196. L'article 10 n'a besoin d'aucun commentaire.

Le 66 place véritablement la Charte de Louis XVIII au rang des lois les plus dignes d'éloges.

Les confiscations sont de droit universel dans tous les états gouvernés par la tyrannie ou par le despotisme.

Elles furent, dans Rome, identifiées avec les affreuses proscriptions des triumvirats. Les empereurs, héritiers des triumvirs, confisquèrent et proscrivirent à volonté, et c'était suivant la loi : car la volonté du prince ou de son ministre était la loi.

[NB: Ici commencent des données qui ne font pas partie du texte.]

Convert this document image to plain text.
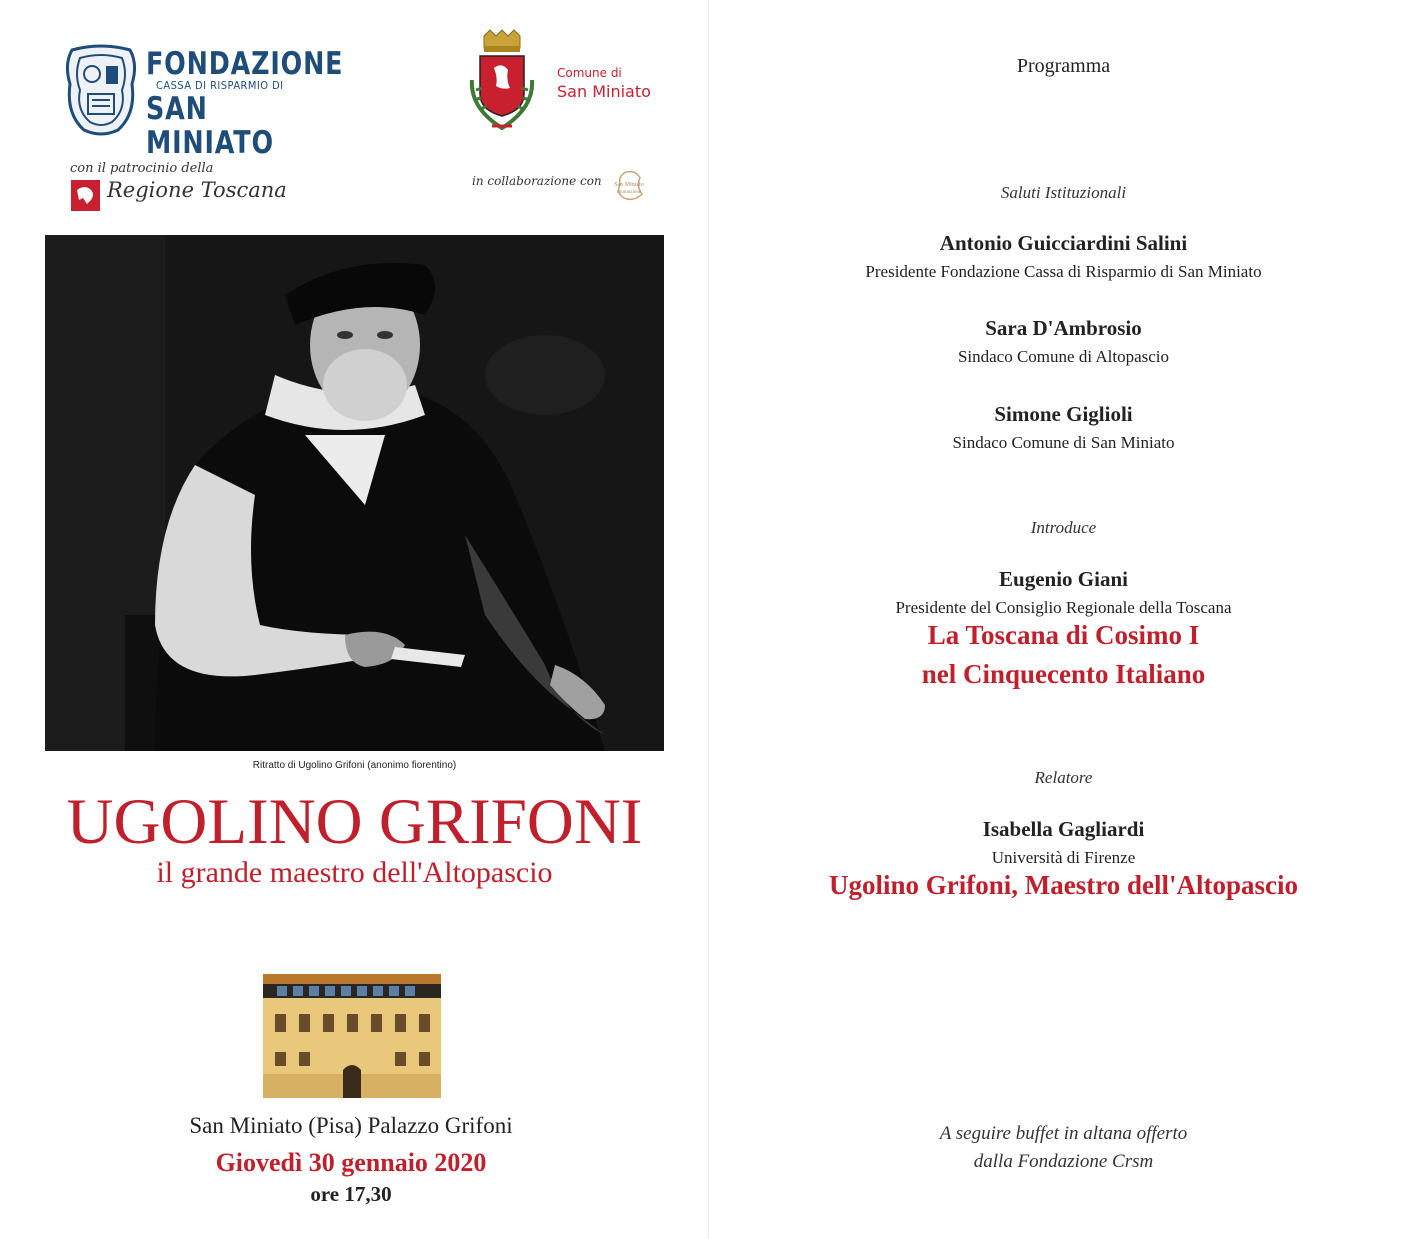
FONDAZIONE
CASSA DI RISPARMIO DI
SAN MINIATO
Comune di
San Miniato
con il patrocinio della
Regione Toscana	in collaborazione con San Miniato
Promozione
Ritratto di Ugolino Grifoni (anonimo fiorentino)
UGOLINO GRIFONI
il grande maestro dell'Altopascio
San Miniato (Pisa) Palazzo Grifoni
Giovedì 30 gennaio 2020
ore 17,30
Programma
Saluti Istituzionali
Antonio Guicciardini Salini
Presidente Fondazione Cassa di Risparmio di San Miniato
Sara D'Ambrosio
Sindaco Comune di Altopascio
Simone Giglioli
Sindaco Comune di San Miniato
Introduce
Eugenio Giani
Presidente del Consiglio Regionale della Toscana
La Toscana di Cosimo I
nel Cinquecento Italiano
Relatore
Isabella Gagliardi
Università di Firenze
Ugolino Grifoni, Maestro dell'Altopascio
A seguire buffet in altana offerto
dalla Fondazione Crsm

Les confiscations nous étaient venues, en France, avec les proscriptions et les persécutions religieuses, du droit impérial romain, fondé sur le despotisme public et sur l'esclavage privé. De cette source impure dériva, au seizième siècle, le prétendu axiome français: Si veut le roi, si veut la loi. L'anarchie féodale et les ordonnances contre les hérétiques, donnèrent à la peine de confiscation des extensions énormes, rejetées néanmoins, en partie, dans un grand nombre de coutumes locales. C'étaient donc les rois et les seigneurs qui confisquaient et qui disposaient des confiscations depuis dix ou douze siècles. Personne alors, excepté saint Bernard (ép. 39), ne s'avisait d'en faire la censure, ni de leur donner un mauvais nom. Voyez n° 198.